Need for better battery recycling spurs industry projects in Germany and Europe
Several new industry initiatives aimed at improving battery lifetime in e-cars and other applications show the growing awareness in Germany and elsewhere that better recycling and second life solutions are needed, Jens Tartler writes in energy policy newsletter Tagesspiegel Background. Engineering company IAV is working on a procedure to expand recycling standards, from the treatment of modules and casings up to the battery cell level, and its efforts are being spurred on by growing interest from car companies and other battery users for whom "recycling is becoming a distinctive feature that sets you apart from your competitors," IAV's Michael Clauß said.

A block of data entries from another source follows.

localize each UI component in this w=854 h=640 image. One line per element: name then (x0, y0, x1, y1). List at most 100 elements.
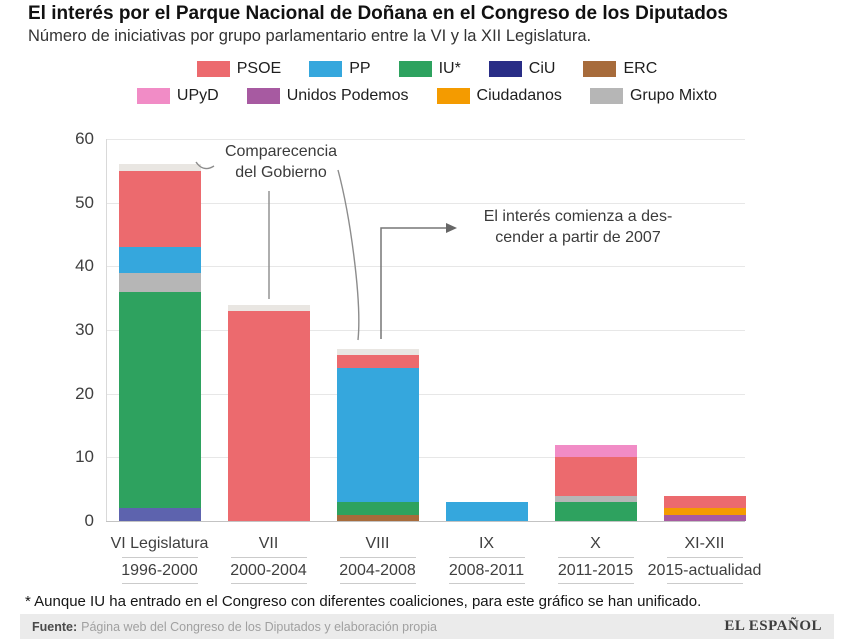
legend-item-iu*: IU* (398, 60, 461, 78)
x-label-roman-4: IX (478, 535, 495, 552)
x-label-roman-2: VII (258, 535, 279, 552)
bar-5-segment-iu* (554, 501, 637, 521)
x-label-roman-3: VIII (365, 535, 390, 552)
x-label-years-4: 2008-2011 (448, 562, 525, 579)
legend-item-grupo-mixto: Grupo Mixto (589, 87, 718, 105)
bar-5-segment-grupo-mixto (554, 495, 637, 502)
legend-label: IU* (438, 60, 461, 77)
x-label-divider-4 (448, 557, 525, 558)
y-tick-label-60: 60 (75, 129, 94, 148)
y-axis-line (106, 139, 107, 521)
x-years-divider-6 (666, 583, 743, 584)
legend-row-2: UPyD Unidos Podemos Ciudadanos Grupo Mixto (37, 87, 817, 105)
x-label-divider-1 (121, 557, 198, 558)
bar-5-segment-psoe (554, 457, 637, 496)
legend-item-erc: ERC (583, 60, 657, 78)
legend-label: PP (349, 60, 371, 77)
legend-swatch-icon (246, 88, 280, 104)
gridline-30 (106, 330, 745, 331)
x-years-divider-2 (230, 583, 307, 584)
annotation-comparecencia: Comparecencia del Gobierno (224, 143, 338, 182)
footnote: * Aunque IU ha entrado en el Congreso co… (25, 593, 702, 610)
x-label-years-6: 2015-actualidad (647, 562, 762, 579)
bar-1-segment-pp (118, 247, 201, 273)
gridline-0 (106, 521, 745, 522)
footer-bar: Fuente: Página web del Congreso de los Di… (20, 614, 834, 639)
y-tick-label-30: 30 (75, 320, 94, 339)
bar-5-segment-upyd (554, 444, 637, 458)
bar-3-segment-iu* (336, 501, 419, 515)
gridline-40 (106, 266, 745, 268)
source-label: Fuente: (32, 619, 78, 634)
legend-label: Ciudadanos (476, 87, 562, 104)
legend-swatch-icon (488, 61, 522, 77)
bar-4-segment-pp (445, 501, 528, 521)
y-tick-label-10: 10 (75, 447, 94, 467)
bar-2-segment-comparecencia-del-gobierno (227, 304, 310, 311)
legend-item-unidos-podemos: Unidos Podemos (246, 87, 409, 105)
legend-label: Grupo Mixto (629, 87, 718, 104)
bar-3-segment-erc (336, 514, 419, 521)
x-label-divider-2 (230, 557, 307, 558)
bar-3-segment-pp (336, 368, 419, 502)
bar-1-segment-ciu (118, 508, 201, 521)
x-label-divider-6 (666, 557, 743, 558)
annotation-descenso: El interés comienza a des- cender a part… (483, 208, 673, 247)
x-label-divider-3 (339, 557, 416, 558)
brand-logo: EL ESPAÑOL (724, 618, 822, 634)
bar-1-segment-psoe (118, 170, 201, 248)
bar-1-segment-comparecencia-del-gobierno (118, 164, 201, 171)
x-label-years-3: 2004-2008 (339, 562, 416, 579)
bar-3-segment-comparecencia-del-gobierno (336, 349, 419, 356)
bar-6-segment-unidos-podemos (663, 514, 746, 521)
legend-label: ERC (623, 60, 658, 77)
x-label-years-1: 1996-2000 (121, 562, 198, 579)
x-label-divider-5 (557, 557, 634, 558)
y-tick-label-20: 20 (75, 383, 94, 403)
legend-row-1: PSOE PP IU* CiU ERC (37, 60, 817, 78)
bar-6-segment-psoe (663, 495, 746, 509)
x-label-roman-5: X (590, 535, 601, 552)
bar-1-segment-grupo-mixto (118, 272, 201, 292)
gridline-20 (106, 393, 745, 395)
legend-swatch-icon (436, 88, 470, 104)
x-years-divider-1 (121, 583, 198, 584)
bar-3-segment-psoe (336, 355, 419, 369)
x-years-divider-3 (339, 583, 416, 584)
y-tick-label-40: 40 (75, 256, 94, 276)
legend-label: Unidos Podemos (286, 87, 409, 104)
legend-item-pp: PP (309, 60, 371, 78)
source-text: Fuente: Página web del Congreso de los Di… (32, 619, 437, 634)
legend-item-psoe: PSOE (196, 60, 282, 78)
legend-swatch-icon (583, 61, 617, 77)
legend-label: UPyD (176, 87, 219, 104)
x-label-years-2: 2000-2004 (230, 562, 307, 579)
bar-1-segment-iu* (118, 291, 201, 509)
gridline-10 (106, 457, 745, 459)
legend-swatch-icon (398, 61, 432, 77)
legend: PSOE PP IU* CiU ERC UPyD Unidos Podemos Ciudada… (37, 60, 817, 114)
gridline-60 (106, 139, 745, 140)
x-label-years-5: 2011-2015 (557, 562, 634, 579)
y-tick-label-50: 50 (75, 192, 94, 212)
legend-item-upyd: UPyD (136, 87, 219, 105)
bar-2-segment-psoe (227, 310, 310, 521)
gridline-50 (106, 202, 745, 204)
bar-6-segment-ciudadanos (663, 508, 746, 515)
x-years-divider-5 (557, 583, 634, 584)
page-subtitle: Número de iniciativas por grupo parlamen… (28, 27, 592, 45)
legend-swatch-icon (196, 61, 230, 77)
legend-swatch-icon (136, 88, 170, 104)
x-years-divider-4 (448, 583, 525, 584)
y-tick-label-0: 0 (84, 511, 94, 530)
legend-item-ciu: CiU (488, 60, 556, 78)
x-label-roman-1: VI Legislatura (110, 535, 209, 552)
legend-swatch-icon (309, 61, 343, 77)
legend-item-ciudadanos: Ciudadanos (436, 87, 562, 105)
legend-label: PSOE (236, 60, 282, 77)
legend-label: CiU (528, 60, 556, 77)
x-label-roman-6: XI-XII (684, 535, 725, 552)
legend-swatch-icon (589, 88, 623, 104)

Other companies, such as Belgium’s Umicore – which introduced pioneering concepts in battery recycling and also entered into manufacturing itself – German carmaker Volkswagen, Finnish energy company Fortum and Swedish battery producer Northvolt are all working on ways to better manage the expected surge in old lithium-ion batteries that comes with the emerging boom in electric mobility and growing home storage use. While battery recycling is currently still dominated by smaller units, such as for e-bikes or electric home tools, the lifespan of home storage and car batteries suggests that more substantial volumes will accrue in the next 10 to 15 years. This has led battery researchers such as Arno Kwade of TU Braunschweig to conclude that "we won't be able to implement e-mobility sustainably without a circular economy." European programmes, such as the Horizon 2020 research, are not yet up to the task, Kwade added. Concepts such as using old car batteries as home storage to form a "cloud" for solar power are key to prolonging battery life and making the best use of available resources. However, this will require thorough rethinking in battery manufacturing to make their use more flexible, Tartler writes.